貧窮していた宗茂を救ったのが、徳川の二代将軍・秀忠である。
家臣の本多正純らから報告を受けた彼は、宗茂に五千石を与え、
御側衆として迎える。要するに、昔話などをし助言を与える名誉職
立花3 である。かつては家康に敵対した身でありながら、彼の力量と道義を
認めていた家康も、もはや豊臣への義理を果たしたとする宗茂を
許して迎えている。

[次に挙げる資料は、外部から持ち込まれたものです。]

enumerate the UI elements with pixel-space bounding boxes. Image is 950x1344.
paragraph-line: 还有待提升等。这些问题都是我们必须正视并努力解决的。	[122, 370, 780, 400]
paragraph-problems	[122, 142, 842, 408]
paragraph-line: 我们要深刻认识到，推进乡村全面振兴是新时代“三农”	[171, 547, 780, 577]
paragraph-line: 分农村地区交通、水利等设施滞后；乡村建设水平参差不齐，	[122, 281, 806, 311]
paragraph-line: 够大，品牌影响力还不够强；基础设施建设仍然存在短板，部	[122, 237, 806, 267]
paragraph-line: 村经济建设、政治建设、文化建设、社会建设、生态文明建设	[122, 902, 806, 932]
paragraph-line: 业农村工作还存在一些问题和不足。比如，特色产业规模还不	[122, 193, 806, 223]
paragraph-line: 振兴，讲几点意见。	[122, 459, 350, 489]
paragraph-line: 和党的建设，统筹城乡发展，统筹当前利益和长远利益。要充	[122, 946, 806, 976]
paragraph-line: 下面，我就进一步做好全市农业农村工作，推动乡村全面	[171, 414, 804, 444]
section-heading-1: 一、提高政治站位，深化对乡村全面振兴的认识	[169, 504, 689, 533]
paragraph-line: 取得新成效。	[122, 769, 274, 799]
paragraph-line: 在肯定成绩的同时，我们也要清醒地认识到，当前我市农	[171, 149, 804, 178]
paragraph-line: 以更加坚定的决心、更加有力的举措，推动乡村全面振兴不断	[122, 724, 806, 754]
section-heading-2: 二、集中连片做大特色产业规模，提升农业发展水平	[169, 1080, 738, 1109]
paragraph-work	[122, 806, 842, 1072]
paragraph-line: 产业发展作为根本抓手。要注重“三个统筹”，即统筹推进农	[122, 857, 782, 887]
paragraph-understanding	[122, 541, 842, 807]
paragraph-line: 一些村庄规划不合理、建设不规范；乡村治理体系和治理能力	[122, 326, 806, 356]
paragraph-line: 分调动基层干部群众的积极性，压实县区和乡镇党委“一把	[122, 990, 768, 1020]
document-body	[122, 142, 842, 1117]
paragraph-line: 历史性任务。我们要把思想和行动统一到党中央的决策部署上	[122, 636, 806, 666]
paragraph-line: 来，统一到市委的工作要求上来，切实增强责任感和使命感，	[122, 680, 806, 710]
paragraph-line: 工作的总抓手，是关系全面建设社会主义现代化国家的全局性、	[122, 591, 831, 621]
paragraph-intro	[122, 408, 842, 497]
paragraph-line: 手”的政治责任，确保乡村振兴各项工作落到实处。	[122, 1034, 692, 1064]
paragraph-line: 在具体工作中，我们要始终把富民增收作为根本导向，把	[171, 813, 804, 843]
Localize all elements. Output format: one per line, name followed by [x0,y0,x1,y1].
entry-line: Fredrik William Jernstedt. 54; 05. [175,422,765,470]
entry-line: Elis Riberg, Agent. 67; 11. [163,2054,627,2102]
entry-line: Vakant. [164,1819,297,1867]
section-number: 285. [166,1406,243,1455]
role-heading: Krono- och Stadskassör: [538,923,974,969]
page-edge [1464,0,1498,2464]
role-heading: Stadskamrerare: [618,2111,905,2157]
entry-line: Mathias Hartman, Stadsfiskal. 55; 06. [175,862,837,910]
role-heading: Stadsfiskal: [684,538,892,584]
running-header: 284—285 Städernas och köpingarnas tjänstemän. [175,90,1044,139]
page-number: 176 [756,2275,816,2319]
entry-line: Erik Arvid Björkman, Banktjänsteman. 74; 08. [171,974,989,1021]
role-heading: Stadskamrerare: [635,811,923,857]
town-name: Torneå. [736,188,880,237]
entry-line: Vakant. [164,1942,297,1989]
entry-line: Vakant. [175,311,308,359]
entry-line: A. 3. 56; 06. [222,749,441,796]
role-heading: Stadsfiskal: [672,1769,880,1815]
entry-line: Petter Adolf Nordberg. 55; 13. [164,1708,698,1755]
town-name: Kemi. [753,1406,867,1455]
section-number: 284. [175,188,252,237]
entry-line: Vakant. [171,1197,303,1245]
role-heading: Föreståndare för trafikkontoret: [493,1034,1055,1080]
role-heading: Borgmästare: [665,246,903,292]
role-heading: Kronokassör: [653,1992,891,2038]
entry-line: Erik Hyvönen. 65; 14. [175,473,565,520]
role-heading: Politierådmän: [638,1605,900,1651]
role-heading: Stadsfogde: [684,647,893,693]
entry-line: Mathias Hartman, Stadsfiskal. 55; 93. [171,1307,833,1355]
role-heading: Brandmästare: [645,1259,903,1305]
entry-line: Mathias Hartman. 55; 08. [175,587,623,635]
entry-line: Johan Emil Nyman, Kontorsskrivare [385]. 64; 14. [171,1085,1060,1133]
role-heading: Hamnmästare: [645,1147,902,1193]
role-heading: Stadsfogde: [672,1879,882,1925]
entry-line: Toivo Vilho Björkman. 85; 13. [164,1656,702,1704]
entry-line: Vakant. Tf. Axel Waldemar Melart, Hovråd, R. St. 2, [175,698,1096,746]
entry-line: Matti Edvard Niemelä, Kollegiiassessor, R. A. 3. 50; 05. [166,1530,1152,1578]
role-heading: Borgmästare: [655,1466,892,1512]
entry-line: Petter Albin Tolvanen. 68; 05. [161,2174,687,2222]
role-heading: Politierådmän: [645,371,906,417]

さらに東北・福島の棚倉藩3万石を与えられ藩主
に復帰した宗茂は、大阪の陣においては、秀忠の参謀として働いている。
そして、家康が亡くなり、秀忠の世になると、幕府より旧領で
あった柳川藩10万石の藩主として完全復帰させられている。
宗茂はそれまでの間、同じように浪人していたかつての臣下達を
次々に迎え入れ、また臣下達も喜び勇んで戻ってきたのである。

宗茂は徳川秀忠から、三代・家光の頃まで、仙台の伊達正宗らと共に
昔話を聞かせたりする徳川顧問の地位を占め、76歳まで生きた。
ちなみに、立花宗茂と伊達正宗は同じ年生まれである。
伊達藩は62万石と大藩であり、立花藩は11万石と小藩だったが、
伊達藩では正宗死後、伊達騒動などのお家騒動が相次いだが、
立花藩ではそういうお家騒動は全くなく、明治まで続いた。
仙台との縁も深く、二代目の忠茂に嫁いできたのが、伊達正宗の
孫娘であり、その息子が立花藩の三代目になった。
現在、福岡県柳川市は、風光明美な水郷の町として、観光に訪れる
人が多い。水運巡りの最終地点にある料亭「お花」は、もと立花家の
別荘であり、目の前の池は仙台の松島を模したと言われている。
絶対、大河ドラマの主人公になるべき人物である。